Caught between her duty and her loyalty to Laura, Oili must decide whether to protect her sister or expose the group. The feminist group is also plagued by fear—not of their actions, but of being exposed and losing their ability to continue their crusade against male violence.

== Production ==
The film was an international co-production involving Finnish, Danish, French, and German production companies, including Blind Spot, Finnish Broadcasting Company, Nordisk Film & TV-Fond, Zentropa, Eurimages, Arte, NDR, and Wüste Film. The budget was approximately 8.5 million Finnish markka.

=== Differences between book and film ===
Upon its 1995 publication, the novel created a stir in Finland due to its controversial themes.

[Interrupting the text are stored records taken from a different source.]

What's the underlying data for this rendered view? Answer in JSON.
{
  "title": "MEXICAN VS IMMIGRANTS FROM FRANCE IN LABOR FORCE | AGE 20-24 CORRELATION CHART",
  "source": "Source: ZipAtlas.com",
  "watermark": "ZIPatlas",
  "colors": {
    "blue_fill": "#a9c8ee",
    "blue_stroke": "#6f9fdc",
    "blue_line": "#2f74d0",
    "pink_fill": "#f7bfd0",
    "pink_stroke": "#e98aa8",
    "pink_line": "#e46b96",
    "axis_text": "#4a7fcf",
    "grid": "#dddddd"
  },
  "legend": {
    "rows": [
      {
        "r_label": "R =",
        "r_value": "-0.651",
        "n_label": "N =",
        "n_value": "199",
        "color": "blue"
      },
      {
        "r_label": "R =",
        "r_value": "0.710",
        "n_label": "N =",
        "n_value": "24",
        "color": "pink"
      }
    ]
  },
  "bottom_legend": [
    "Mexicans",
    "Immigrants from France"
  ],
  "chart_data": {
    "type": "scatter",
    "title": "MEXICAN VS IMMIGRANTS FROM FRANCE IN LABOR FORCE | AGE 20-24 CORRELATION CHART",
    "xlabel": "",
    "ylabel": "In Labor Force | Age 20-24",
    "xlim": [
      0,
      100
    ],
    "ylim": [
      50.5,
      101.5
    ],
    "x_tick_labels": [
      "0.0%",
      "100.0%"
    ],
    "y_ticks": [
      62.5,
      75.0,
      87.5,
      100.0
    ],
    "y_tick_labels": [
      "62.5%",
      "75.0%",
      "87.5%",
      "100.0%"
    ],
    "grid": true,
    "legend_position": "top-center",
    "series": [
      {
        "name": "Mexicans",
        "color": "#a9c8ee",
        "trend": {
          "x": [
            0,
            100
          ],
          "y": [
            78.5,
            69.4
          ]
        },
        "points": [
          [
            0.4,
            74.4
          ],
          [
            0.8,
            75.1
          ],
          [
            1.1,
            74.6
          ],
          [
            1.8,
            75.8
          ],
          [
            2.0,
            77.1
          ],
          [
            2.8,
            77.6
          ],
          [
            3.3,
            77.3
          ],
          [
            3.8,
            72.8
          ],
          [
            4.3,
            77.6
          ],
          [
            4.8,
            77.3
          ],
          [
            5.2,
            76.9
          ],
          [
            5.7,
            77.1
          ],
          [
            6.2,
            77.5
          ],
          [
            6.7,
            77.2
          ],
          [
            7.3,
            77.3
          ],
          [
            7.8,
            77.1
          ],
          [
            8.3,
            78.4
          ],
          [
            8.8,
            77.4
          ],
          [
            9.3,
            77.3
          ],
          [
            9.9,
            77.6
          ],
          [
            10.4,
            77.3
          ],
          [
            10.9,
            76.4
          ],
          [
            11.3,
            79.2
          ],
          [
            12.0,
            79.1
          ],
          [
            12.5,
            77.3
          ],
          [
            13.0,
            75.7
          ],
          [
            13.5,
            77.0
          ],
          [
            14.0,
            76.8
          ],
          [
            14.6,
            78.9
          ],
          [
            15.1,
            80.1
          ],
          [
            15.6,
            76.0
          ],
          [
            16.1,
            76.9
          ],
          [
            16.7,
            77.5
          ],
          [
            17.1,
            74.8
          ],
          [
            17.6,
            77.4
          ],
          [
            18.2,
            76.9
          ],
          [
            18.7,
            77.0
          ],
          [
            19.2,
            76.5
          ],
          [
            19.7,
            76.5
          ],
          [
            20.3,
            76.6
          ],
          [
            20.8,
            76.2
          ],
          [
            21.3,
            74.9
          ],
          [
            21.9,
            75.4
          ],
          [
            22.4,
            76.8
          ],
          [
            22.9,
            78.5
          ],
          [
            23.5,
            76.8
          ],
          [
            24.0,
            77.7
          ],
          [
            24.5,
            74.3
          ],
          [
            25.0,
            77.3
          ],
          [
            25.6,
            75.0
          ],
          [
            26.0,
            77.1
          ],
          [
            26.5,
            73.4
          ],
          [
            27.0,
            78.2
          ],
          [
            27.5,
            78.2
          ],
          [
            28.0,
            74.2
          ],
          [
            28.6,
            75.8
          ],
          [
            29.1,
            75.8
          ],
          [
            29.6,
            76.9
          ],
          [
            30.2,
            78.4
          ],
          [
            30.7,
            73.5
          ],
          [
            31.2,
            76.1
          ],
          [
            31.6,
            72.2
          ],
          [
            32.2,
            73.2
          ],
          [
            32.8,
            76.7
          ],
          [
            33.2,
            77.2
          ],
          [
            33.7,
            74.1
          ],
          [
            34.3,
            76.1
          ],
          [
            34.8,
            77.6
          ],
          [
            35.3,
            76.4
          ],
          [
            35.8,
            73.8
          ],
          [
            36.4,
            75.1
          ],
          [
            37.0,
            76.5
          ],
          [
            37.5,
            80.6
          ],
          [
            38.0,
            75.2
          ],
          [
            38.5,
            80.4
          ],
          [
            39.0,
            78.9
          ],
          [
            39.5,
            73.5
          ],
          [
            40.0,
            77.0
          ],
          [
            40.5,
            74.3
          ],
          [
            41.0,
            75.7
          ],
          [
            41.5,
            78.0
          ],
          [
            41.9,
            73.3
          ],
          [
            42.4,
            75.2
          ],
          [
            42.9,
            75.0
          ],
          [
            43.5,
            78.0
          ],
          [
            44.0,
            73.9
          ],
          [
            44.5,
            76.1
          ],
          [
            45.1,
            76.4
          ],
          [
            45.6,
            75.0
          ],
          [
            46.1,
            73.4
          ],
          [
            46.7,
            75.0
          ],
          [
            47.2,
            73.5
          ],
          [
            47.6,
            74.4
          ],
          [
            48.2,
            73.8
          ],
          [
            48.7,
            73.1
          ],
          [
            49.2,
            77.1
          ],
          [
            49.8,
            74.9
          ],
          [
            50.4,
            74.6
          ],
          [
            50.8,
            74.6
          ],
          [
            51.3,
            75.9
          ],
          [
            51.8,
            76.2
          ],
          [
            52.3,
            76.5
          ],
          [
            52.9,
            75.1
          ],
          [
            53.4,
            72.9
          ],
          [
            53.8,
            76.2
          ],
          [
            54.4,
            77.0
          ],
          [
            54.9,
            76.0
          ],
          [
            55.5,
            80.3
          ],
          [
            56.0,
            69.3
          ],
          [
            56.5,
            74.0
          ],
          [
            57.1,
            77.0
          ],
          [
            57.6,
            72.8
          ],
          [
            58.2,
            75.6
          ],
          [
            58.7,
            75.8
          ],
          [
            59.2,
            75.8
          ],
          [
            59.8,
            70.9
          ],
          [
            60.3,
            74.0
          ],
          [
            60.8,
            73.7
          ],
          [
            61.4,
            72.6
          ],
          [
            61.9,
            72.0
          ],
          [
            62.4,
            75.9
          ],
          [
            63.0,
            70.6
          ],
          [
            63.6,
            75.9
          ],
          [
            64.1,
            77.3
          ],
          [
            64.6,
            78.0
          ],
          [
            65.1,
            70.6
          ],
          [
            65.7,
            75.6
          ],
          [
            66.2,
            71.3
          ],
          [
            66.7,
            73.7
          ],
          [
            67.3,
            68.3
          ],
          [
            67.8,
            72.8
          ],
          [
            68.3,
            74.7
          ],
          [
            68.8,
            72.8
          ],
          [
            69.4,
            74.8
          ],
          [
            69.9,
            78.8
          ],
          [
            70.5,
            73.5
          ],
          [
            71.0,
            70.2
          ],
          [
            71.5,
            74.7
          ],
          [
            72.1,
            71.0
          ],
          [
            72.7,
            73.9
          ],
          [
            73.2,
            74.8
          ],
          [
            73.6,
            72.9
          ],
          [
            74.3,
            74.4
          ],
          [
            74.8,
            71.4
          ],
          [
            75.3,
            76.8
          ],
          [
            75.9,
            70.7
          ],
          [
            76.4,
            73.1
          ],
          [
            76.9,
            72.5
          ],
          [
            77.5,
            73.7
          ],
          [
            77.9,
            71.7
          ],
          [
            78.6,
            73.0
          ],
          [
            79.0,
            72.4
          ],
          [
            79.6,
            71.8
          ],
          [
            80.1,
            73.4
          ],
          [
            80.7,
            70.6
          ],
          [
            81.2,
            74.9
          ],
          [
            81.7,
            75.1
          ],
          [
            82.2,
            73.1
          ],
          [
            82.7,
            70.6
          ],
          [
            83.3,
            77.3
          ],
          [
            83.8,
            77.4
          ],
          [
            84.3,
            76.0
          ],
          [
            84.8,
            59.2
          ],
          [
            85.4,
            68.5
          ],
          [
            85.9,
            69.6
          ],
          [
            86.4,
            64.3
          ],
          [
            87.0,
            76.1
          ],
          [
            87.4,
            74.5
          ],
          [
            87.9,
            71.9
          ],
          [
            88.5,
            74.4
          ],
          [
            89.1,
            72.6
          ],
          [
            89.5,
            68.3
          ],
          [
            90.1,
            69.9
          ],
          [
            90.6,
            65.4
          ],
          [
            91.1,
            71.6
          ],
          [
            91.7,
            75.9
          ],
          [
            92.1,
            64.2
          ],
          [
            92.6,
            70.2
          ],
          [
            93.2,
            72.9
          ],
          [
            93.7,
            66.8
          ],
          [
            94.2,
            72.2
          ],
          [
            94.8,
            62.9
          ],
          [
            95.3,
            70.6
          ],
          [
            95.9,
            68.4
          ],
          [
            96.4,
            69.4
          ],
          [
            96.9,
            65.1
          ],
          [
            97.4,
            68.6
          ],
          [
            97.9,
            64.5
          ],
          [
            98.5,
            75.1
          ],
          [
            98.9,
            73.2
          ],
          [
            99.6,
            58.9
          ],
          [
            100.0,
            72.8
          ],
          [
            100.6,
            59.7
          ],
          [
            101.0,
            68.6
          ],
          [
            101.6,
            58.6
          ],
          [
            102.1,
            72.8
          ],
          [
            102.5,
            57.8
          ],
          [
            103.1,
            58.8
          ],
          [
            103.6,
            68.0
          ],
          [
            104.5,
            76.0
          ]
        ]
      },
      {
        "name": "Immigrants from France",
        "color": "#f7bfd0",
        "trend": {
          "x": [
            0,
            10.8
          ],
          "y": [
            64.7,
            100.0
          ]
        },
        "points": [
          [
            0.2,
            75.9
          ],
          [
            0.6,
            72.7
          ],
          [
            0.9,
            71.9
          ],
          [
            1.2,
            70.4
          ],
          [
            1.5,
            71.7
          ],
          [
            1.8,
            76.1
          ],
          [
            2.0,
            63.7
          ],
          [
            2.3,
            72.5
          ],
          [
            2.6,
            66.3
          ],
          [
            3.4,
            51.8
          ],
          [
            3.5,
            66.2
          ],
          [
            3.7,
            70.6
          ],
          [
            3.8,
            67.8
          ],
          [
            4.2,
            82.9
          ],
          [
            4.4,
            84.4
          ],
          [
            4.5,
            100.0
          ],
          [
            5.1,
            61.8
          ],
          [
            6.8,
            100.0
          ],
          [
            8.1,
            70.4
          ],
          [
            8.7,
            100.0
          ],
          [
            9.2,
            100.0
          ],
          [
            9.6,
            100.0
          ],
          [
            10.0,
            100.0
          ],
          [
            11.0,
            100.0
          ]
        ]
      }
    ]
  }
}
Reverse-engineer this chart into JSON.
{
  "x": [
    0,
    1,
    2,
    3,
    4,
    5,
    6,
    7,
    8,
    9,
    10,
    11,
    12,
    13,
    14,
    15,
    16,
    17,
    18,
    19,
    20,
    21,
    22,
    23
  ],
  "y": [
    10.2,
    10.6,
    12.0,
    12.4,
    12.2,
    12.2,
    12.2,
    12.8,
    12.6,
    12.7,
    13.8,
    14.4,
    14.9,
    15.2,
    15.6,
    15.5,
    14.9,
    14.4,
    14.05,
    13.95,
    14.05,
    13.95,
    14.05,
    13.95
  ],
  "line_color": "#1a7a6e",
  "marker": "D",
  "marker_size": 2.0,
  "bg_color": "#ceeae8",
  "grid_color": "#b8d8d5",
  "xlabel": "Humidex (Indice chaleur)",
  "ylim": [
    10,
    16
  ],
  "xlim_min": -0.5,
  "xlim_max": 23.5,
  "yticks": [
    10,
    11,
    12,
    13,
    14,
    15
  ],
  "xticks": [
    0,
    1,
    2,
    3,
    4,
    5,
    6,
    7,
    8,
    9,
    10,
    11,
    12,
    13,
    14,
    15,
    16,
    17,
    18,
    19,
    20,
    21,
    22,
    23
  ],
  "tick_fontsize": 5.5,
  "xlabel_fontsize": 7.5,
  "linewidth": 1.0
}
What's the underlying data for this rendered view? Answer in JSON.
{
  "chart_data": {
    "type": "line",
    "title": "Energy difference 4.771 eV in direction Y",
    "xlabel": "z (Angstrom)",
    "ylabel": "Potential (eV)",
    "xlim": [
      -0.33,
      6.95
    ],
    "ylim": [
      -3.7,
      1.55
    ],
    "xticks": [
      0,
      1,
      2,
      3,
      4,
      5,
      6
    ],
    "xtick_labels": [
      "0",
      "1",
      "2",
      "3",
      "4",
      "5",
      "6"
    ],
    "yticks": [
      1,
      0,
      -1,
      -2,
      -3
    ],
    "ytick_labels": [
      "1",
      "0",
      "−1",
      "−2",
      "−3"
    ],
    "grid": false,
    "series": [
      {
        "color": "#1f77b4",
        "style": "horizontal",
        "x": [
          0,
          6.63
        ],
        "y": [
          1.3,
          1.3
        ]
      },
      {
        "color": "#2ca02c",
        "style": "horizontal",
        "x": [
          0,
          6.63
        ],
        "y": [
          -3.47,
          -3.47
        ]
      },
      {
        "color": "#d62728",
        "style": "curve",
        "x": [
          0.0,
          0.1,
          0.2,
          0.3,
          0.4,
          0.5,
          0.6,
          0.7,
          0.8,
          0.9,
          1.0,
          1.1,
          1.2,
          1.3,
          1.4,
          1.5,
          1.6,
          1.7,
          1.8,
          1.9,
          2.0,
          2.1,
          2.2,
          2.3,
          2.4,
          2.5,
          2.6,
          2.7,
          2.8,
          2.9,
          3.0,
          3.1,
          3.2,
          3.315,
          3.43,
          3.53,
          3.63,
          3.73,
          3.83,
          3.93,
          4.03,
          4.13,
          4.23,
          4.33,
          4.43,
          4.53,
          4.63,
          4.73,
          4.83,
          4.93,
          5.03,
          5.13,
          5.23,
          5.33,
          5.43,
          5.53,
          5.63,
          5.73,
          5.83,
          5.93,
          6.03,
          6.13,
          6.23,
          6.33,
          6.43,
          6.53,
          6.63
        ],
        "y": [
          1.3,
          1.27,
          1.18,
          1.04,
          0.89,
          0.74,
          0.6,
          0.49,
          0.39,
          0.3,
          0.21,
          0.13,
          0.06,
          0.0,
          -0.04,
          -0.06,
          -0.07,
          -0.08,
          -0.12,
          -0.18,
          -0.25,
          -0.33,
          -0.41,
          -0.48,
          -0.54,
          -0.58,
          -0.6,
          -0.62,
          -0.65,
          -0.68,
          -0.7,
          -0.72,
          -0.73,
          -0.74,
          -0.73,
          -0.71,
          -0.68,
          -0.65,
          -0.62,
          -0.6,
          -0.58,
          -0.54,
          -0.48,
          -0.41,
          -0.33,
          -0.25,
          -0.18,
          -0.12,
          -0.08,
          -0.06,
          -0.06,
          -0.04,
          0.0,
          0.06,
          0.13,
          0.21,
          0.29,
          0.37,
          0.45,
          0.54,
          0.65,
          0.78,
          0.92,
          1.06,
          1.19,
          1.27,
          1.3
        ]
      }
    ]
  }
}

The book is more explicit in its portrayal of violence and revenge, featuring multiple murders rather than the single killing depicted in the film. The composition of the feminist group also differs: in the book, all the women are academics who met at an extreme feminism seminar, whereas in the film, only the leader has an academic background. The novel also provides a deeper exploration of how the women came together, whereas the film focuses more on their actions.

== Release and reception==
The film premiered in Finland on 21 January 2000. In Germany, it first aired on Arte on 18 June 2001, with a second broadcast on 8 August 2002. It was later shown on BR on 30 January 2007. The film was screened at the Festival Internacional de Cine de Mar del Plata in Argentina on 12 March 2001 under the title La geografia del miedo. It was released in Denmark on 9 November 2001 under its international title, Geography of Fear. Additional releases followed in Spain, Finland, France, Croatia, Hungary, and Poland.

=== Critical reception ===
Finnish author Jussi Karjalainen noted that after just two films, Auli Mantila had developed a distinctive and individualistic directorial style.

=== Awards ===
At the Jussi Awards in Finland, Auli Mantila won the Best Screenplay prize.

Mantila also won the FIPRESCI Prize at Kinotavr in 2000 for "a provocative film that passionately addresses the issue of violence in modern society in a well-constructed, non-didactic manner."

At the Festróia – Tróia International Film Festival in 2001, Mantila was nominated for the Golden Dolphin.